I want to tell you about a conversation I had with Claude this week — not because the output was impressive, but because the process of getting there was.
I am a researcher. I have a postgraduate qualification in higher education. I am familiar with Bloom's taxonomy, Kolb's experiential learning cycle, and the Dreyfus model of skill acquisition. And yet I could not have produced what came out of this conversation on my own — not in the time available, and not with the cross-domain synthesis that Claude brought to it.
What I want to explore here is not the output. It is the method.

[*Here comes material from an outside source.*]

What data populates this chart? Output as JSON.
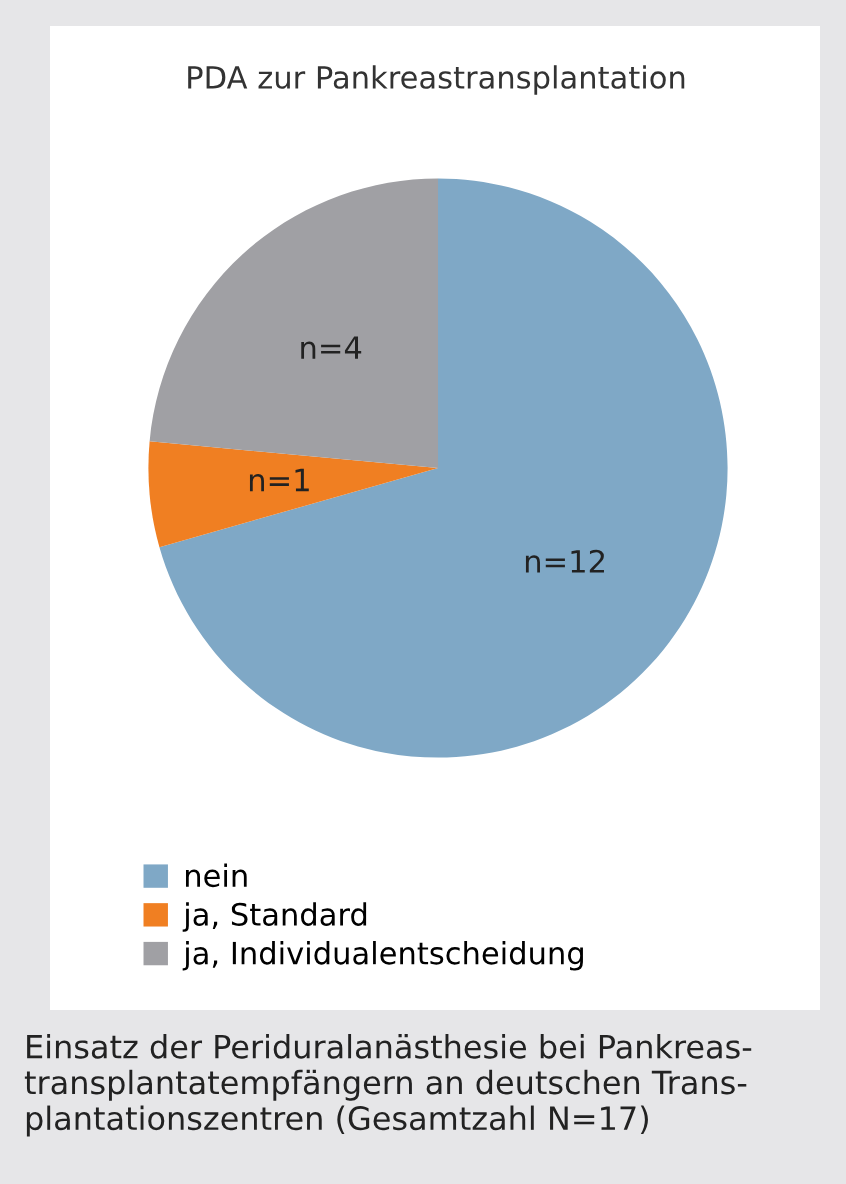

The Starting Point: A Research-Led Request
I have been working on a project to evaluate my own development as a vibe coder — someone who builds software tools using AI as the primary development engine, without writing code independently. Rather than asking Claude to simply "give me a framework," I made a deliberate decision: I asked it to go into research mode first. To consult the academic literature. To build something evidence-based before we discussed it.
This is, I think, one of the most underused approaches in everyday AI prompting. Most people ask for an answer. I asked for a research process first, and a discussion second. The distinction matters enormously.
What Claude Did: Cross-Domain Synthesis Under Direction
Claude searched across four bodies of literature — pedagogy, educational psychology, computer science education, and human-AI interaction research — and returned with a synthesis that drew on Bloom's Digital Taxonomy, Kolb's Experiential Learning Cycle, and the Dreyfus model. The resulting framework — AIDED-T — emerged from this synthesis. The acronym itself was a byproduct: Claude identified the five core dimensions, noticed the letters spelled AIDED, recognised this was apt for an AI-learning framework, and kept it.
When I expressed admiration for this, Claude was transparent about exactly how it happened — not as a stroke of creative genius, but as a pattern-recognition move followed by a decision to use what fit. That transparency was itself pedagogically useful. It modelled the kind of critical evaluation I am trying to develop.
What I Did: The Human Elements That Made It Work
1. I asked for evidence first
Requesting a research-based foundation before any framework building meant Claude was drawing on real models with real academic provenance, which I was then able to evaluate using my existing knowledge. My prior expertise became a quality check on the AI output.
2. I introduced external reference material
Sharing a commercial framework — even just its outline — gave Claude a real-world anchor for the model it was building. Bringing external material into the conversation expands the synthesis space and often produces more grounded, practically useful outputs than abstract prompting alone.
3. I pushed back and refined
When Claude proposed the initial framework, I did not simply accept it. I interrogated the comparison, asked about missing concepts, and directed the conversation towards what I thought was absent. The ability to steer rather than follow is a learnable skill, and I was practising it in real time.
4. I asked the generative question
I asked Claude how it had come up with the acronym — whether this was a creative act or something more mechanical. This produced one of the most useful moments in the conversation: a direct, honest account of the cognitive process involved.